Covering the Goulburn and Murray valleys

A wee plan for crops

Human urine could be successfully recycled to fertilise crops, according to civil engineering researchers at the University of Sydney.

August 12, 2014 3:04am

Human urine could be successfully recycled to fertilise crops, according to civil engineering researchers at the University of Sydney.

Senior lecturer at the school of civil engineering and expert in environmental modelling Federico Maggi said there was growing evidence the use of human urine in agriculture was completely viable.

‘‘Our preliminary results indicate that human urine can be effectively used extensively in agriculture to reduce the production and use of mineral commercial fertilisers,’’ Dr Maggi said.

‘‘It contains the highest levels of nutrients among all the human excreta and yields considerable amounts of nitrogen, phosphorus and potassium.

‘‘These are the most essential nutrients for the growth of plants, and substantially all micro-nutrients.’’

The researchers believe the model they have developed could be used to increase the effectiveness of urine fertilisation as well as crop yield, substantially lowering costs in terms of supplied nutrient.

Fiona Tang studied the use of urine during her Bachelor of Civil Engineering degree and said human urine had complex compounds that could be broken down into simpler molecules that plants and crops liked as food sources.

‘‘Soybean, cabbage, cauliflower, for example, flourish with it,’’ Miss Tang said.

As part of her studies, Miss Tang conducted a survey into attitudes towards the use of human urine as a substitute for mineral fertiliser.

She found there was a high acceptance level to its application in agriculture.

‘‘Human waste has been used as organic fertiliser since ancient times.
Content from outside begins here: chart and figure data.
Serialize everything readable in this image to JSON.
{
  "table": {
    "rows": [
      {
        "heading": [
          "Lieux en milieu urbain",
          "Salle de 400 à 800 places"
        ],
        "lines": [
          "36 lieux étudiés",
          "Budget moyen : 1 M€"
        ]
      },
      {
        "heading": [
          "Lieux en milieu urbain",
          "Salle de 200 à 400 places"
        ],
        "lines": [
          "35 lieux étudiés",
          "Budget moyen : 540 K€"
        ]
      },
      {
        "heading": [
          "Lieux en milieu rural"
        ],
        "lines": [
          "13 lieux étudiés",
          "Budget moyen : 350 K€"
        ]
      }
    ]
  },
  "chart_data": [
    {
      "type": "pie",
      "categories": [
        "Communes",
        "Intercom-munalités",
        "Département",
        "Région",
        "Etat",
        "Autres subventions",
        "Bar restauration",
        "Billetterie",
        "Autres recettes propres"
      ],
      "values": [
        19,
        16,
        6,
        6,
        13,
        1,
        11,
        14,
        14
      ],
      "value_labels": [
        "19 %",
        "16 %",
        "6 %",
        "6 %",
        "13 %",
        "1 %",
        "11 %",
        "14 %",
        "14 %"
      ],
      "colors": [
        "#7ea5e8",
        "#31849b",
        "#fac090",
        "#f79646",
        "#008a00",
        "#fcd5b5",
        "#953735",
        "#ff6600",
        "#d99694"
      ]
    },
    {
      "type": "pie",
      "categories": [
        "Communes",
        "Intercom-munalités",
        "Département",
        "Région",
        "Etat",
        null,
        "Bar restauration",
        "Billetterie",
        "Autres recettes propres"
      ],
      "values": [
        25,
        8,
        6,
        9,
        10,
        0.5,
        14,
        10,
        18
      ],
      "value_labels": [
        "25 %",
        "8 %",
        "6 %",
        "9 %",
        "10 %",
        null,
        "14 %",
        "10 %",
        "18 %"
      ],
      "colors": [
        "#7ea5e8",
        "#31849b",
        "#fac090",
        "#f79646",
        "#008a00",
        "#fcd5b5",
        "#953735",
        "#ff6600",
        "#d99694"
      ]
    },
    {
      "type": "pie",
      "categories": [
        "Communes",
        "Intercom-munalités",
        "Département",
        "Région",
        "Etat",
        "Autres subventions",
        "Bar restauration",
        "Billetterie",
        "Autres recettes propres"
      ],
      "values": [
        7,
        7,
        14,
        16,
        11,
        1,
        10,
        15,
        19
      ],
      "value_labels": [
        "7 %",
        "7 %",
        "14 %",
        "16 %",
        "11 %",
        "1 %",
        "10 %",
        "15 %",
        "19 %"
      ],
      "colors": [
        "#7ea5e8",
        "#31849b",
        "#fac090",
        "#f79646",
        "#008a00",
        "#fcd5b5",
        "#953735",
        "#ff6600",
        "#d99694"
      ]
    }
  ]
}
Its use in agriculture is still commonly practised in many areas around the world, including parts of South-East Asia and Africa,’’ Miss Tang said.
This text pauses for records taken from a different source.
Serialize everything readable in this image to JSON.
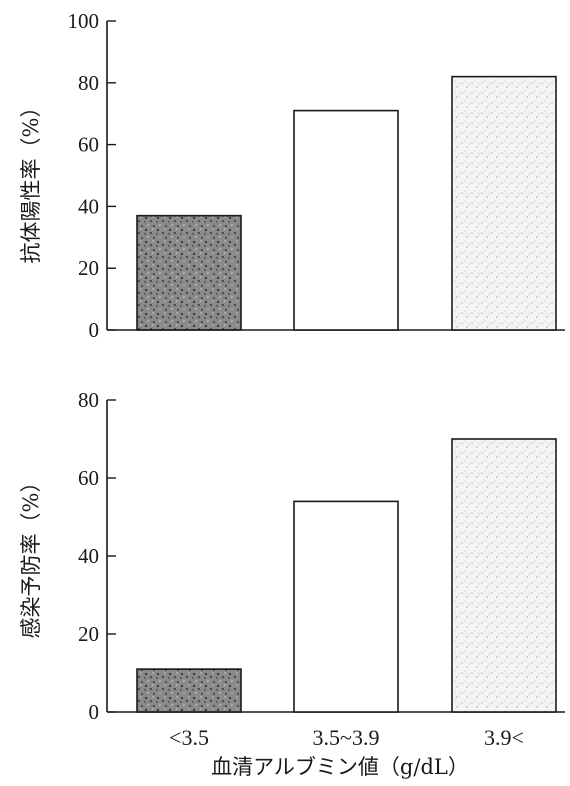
{
  "chart_data": [
    {
      "type": "bar",
      "categories": [
        "<3.5",
        "3.5~3.9",
        "3.9<"
      ],
      "values": [
        37,
        71,
        82
      ],
      "ylabel": "抗体陽性率（%）",
      "xlabel": "",
      "ylim": [
        0,
        100
      ],
      "yticks": [
        0,
        20,
        40,
        60,
        80,
        100
      ],
      "show_category_labels": false,
      "bar_fills": [
        "dark-stipple",
        "white",
        "light-stipple"
      ],
      "grid": false
    },
    {
      "type": "bar",
      "categories": [
        "<3.5",
        "3.5~3.9",
        "3.9<"
      ],
      "values": [
        11,
        54,
        70
      ],
      "ylabel": "感染予防率（%）",
      "xlabel": "血清アルブミン値（g/dL）",
      "ylim": [
        0,
        80
      ],
      "yticks": [
        0,
        20,
        40,
        60,
        80
      ],
      "show_category_labels": true,
      "bar_fills": [
        "dark-stipple",
        "white",
        "light-stipple"
      ],
      "grid": false
    }
  ]
}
‘‘Over 70 per cent of the respondents in the survey were very positive towards the idea of applying human urine in agriculture and were willing to buy and consume crops grown by urine-based fertiliser.’’

She said extensive reliance on mineral fertiliser was consuming copious amounts of fossil energy and mineral resources.
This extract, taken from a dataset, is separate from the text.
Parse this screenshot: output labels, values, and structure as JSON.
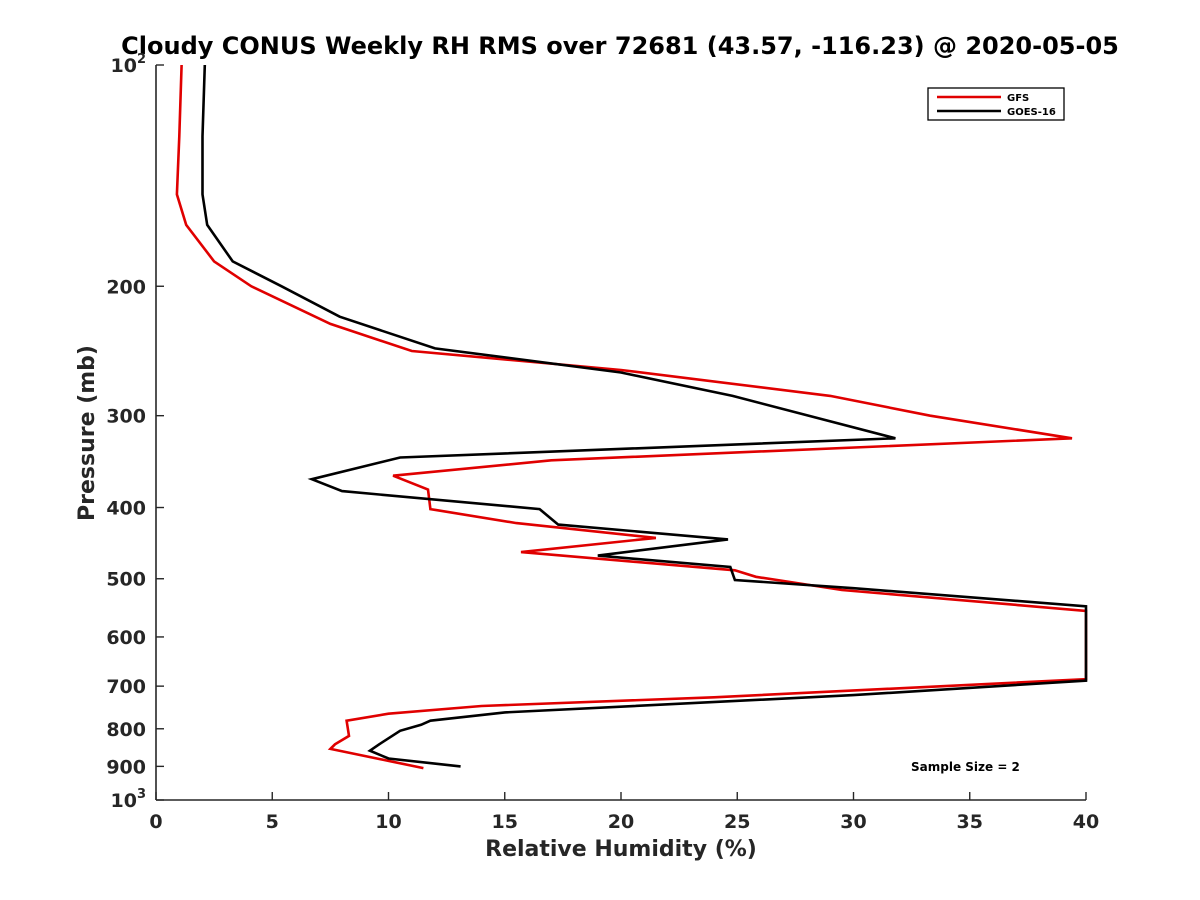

‘‘Phosphorus, especially, is depleting and some studies have revealed the reserves of phosphate rock that are economically exploitable will only last for about 100 years at current extraction rates.

‘‘Recycling nutrients from human urine is a promising solution to the depletion of mineral resources.’’

The researchers said it would be possible to design a toilet system that separated human waste at the point of deposit.

‘‘Years ago society baulked at the idea of separating their household waste into recyclable and non-recyclable bins, now in Australia it is second nature,’’ Dr Maggi said.